Clinical Report: Proteomic Profiles of Post-COVID Syndrome
Background
Post-COVID condition represents a significant public health challenge, characterized by a range of persistent symptoms following SARS-CoV-2 infection. The complexity of PCC, with its heterogeneous symptomatology and lack of validated diagnostic biomarkers, necessitates a deeper understanding of its underlying mechanisms. Proteomic analysis offers a promising avenue for identifying relevant biomarkers.
Data Highlights
No single protein provides adequate diagnostic performance; phenotype-linked multi-analyte panels show promise.
Key Findings
Persistent immune dysregulation is indicated by proteins such as IL-6, IL-20, MCP-1, and TNF-α.

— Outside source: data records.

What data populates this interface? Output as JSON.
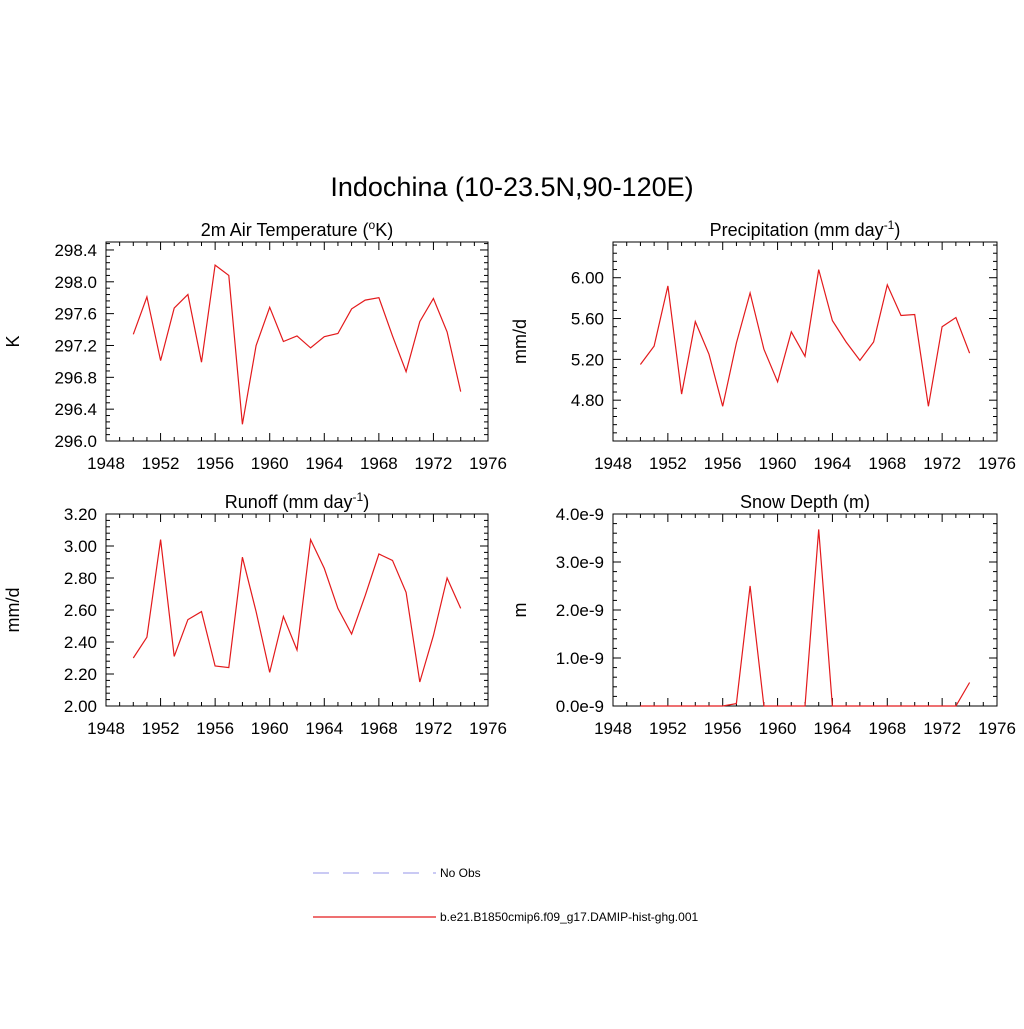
{
  "figure": {
    "title": "Indochina (10-23.5N,90-120E)"
  },
  "legend": {
    "items": [
      {
        "label": "No Obs",
        "style": "dashed",
        "color": "#aaaaee"
      },
      {
        "label": "b.e21.B1850cmip6.f09_g17.DAMIP-hist-ghg.001",
        "style": "solid",
        "color": "#e31a1c"
      }
    ]
  },
  "colors": {
    "series": "#e31a1c",
    "axis": "#000000"
  },
  "chart_data": [
    {
      "type": "line",
      "title": "2m Air Temperature (°K)",
      "title_parts": [
        "2m Air Temperature (",
        "o",
        "K)"
      ],
      "ylabel": "K",
      "xlim": [
        1948,
        1976
      ],
      "ylim": [
        296.0,
        298.5
      ],
      "xticks": [
        1948,
        1952,
        1956,
        1960,
        1964,
        1968,
        1972,
        1976
      ],
      "xtick_labels": [
        "1948",
        "1952",
        "1956",
        "1960",
        "1964",
        "1968",
        "1972",
        "1976"
      ],
      "yticks": [
        296.0,
        296.4,
        296.8,
        297.2,
        297.6,
        298.0,
        298.4
      ],
      "ytick_labels": [
        "296.0",
        "296.4",
        "296.8",
        "297.2",
        "297.6",
        "298.0",
        "298.4"
      ],
      "x": [
        1950,
        1951,
        1952,
        1953,
        1954,
        1955,
        1956,
        1957,
        1958,
        1959,
        1960,
        1961,
        1962,
        1963,
        1964,
        1965,
        1966,
        1967,
        1968,
        1969,
        1970,
        1971,
        1972,
        1973,
        1974
      ],
      "series": [
        {
          "values": [
            297.34,
            297.81,
            297.01,
            297.67,
            297.84,
            296.99,
            298.21,
            298.08,
            296.21,
            297.2,
            297.68,
            297.25,
            297.32,
            297.17,
            297.31,
            297.35,
            297.66,
            297.77,
            297.8,
            297.32,
            296.87,
            297.5,
            297.79,
            297.37,
            296.62
          ]
        }
      ]
    },
    {
      "type": "line",
      "title": "Precipitation (mm day-1)",
      "title_parts": [
        "Precipitation (mm day",
        "-1",
        ")"
      ],
      "ylabel": "mm/d",
      "xlim": [
        1948,
        1976
      ],
      "ylim": [
        4.4,
        6.35
      ],
      "xticks": [
        1948,
        1952,
        1956,
        1960,
        1964,
        1968,
        1972,
        1976
      ],
      "xtick_labels": [
        "1948",
        "1952",
        "1956",
        "1960",
        "1964",
        "1968",
        "1972",
        "1976"
      ],
      "yticks": [
        4.8,
        5.2,
        5.6,
        6.0
      ],
      "ytick_labels": [
        "4.80",
        "5.20",
        "5.60",
        "6.00"
      ],
      "x": [
        1950,
        1951,
        1952,
        1953,
        1954,
        1955,
        1956,
        1957,
        1958,
        1959,
        1960,
        1961,
        1962,
        1963,
        1964,
        1965,
        1966,
        1967,
        1968,
        1969,
        1970,
        1971,
        1972,
        1973,
        1974
      ],
      "series": [
        {
          "values": [
            5.15,
            5.33,
            5.92,
            4.86,
            5.57,
            5.25,
            4.74,
            5.36,
            5.85,
            5.3,
            4.98,
            5.47,
            5.23,
            6.08,
            5.58,
            5.37,
            5.19,
            5.37,
            5.93,
            5.63,
            5.64,
            4.74,
            5.52,
            5.61,
            5.26
          ]
        }
      ]
    },
    {
      "type": "line",
      "title": "Runoff (mm day-1)",
      "title_parts": [
        "Runoff (mm day",
        "-1",
        ")"
      ],
      "ylabel": "mm/d",
      "xlim": [
        1948,
        1976
      ],
      "ylim": [
        2.0,
        3.2
      ],
      "xticks": [
        1948,
        1952,
        1956,
        1960,
        1964,
        1968,
        1972,
        1976
      ],
      "xtick_labels": [
        "1948",
        "1952",
        "1956",
        "1960",
        "1964",
        "1968",
        "1972",
        "1976"
      ],
      "yticks": [
        2.0,
        2.2,
        2.4,
        2.6,
        2.8,
        3.0,
        3.2
      ],
      "ytick_labels": [
        "2.00",
        "2.20",
        "2.40",
        "2.60",
        "2.80",
        "3.00",
        "3.20"
      ],
      "x": [
        1950,
        1951,
        1952,
        1953,
        1954,
        1955,
        1956,
        1957,
        1958,
        1959,
        1960,
        1961,
        1962,
        1963,
        1964,
        1965,
        1966,
        1967,
        1968,
        1969,
        1970,
        1971,
        1972,
        1973,
        1974
      ],
      "series": [
        {
          "values": [
            2.3,
            2.43,
            3.04,
            2.31,
            2.54,
            2.59,
            2.25,
            2.24,
            2.93,
            2.59,
            2.21,
            2.56,
            2.35,
            3.04,
            2.86,
            2.61,
            2.45,
            2.69,
            2.95,
            2.91,
            2.71,
            2.15,
            2.44,
            2.8,
            2.61
          ]
        }
      ]
    },
    {
      "type": "line",
      "title": "Snow Depth (m)",
      "title_parts": [
        "Snow Depth (m)",
        "",
        ""
      ],
      "ylabel": "m",
      "xlim": [
        1948,
        1976
      ],
      "ylim": [
        0,
        4e-09
      ],
      "xticks": [
        1948,
        1952,
        1956,
        1960,
        1964,
        1968,
        1972,
        1976
      ],
      "xtick_labels": [
        "1948",
        "1952",
        "1956",
        "1960",
        "1964",
        "1968",
        "1972",
        "1976"
      ],
      "yticks": [
        0,
        1e-09,
        2e-09,
        3e-09,
        4e-09
      ],
      "ytick_labels": [
        "0.0e-9",
        "1.0e-9",
        "2.0e-9",
        "3.0e-9",
        "4.0e-9"
      ],
      "x": [
        1950,
        1951,
        1952,
        1953,
        1954,
        1955,
        1956,
        1957,
        1958,
        1959,
        1960,
        1961,
        1962,
        1963,
        1964,
        1965,
        1966,
        1967,
        1968,
        1969,
        1970,
        1971,
        1972,
        1973,
        1974
      ],
      "series": [
        {
          "values": [
            0,
            0,
            0,
            0,
            0,
            0,
            0,
            5e-11,
            2.5e-09,
            0,
            0,
            0,
            0,
            3.68e-09,
            0,
            0,
            0,
            0,
            0,
            0,
            0,
            0,
            0,
            0,
            4.9e-10
          ]
        }
      ]
    }
  ]
}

Endothelial dysfunction and disordered haemostasis are associated with biomarkers like VEGF-A, P-selectin, vWF, ICAM-1, and D-dimer.
Neurological injury is linked to proteins including NFL, GFAP, NAAA, LXN, NBL1, and HAGH.
Harmonized case definitions and cross-platform validation are essential for advancing research on PCC.
Multi-analyte panels may improve patient stratification.
Clinical Implications
The identification of specific protein biomarkers related to PCC may enhance diagnostic accuracy. Clinicians should consider the integration of multi-analyte panels in the assessment of patients with post-COVID conditions.
Conclusion
The synthesis of proteomic data highlights the complexity of post-COVID syndrome.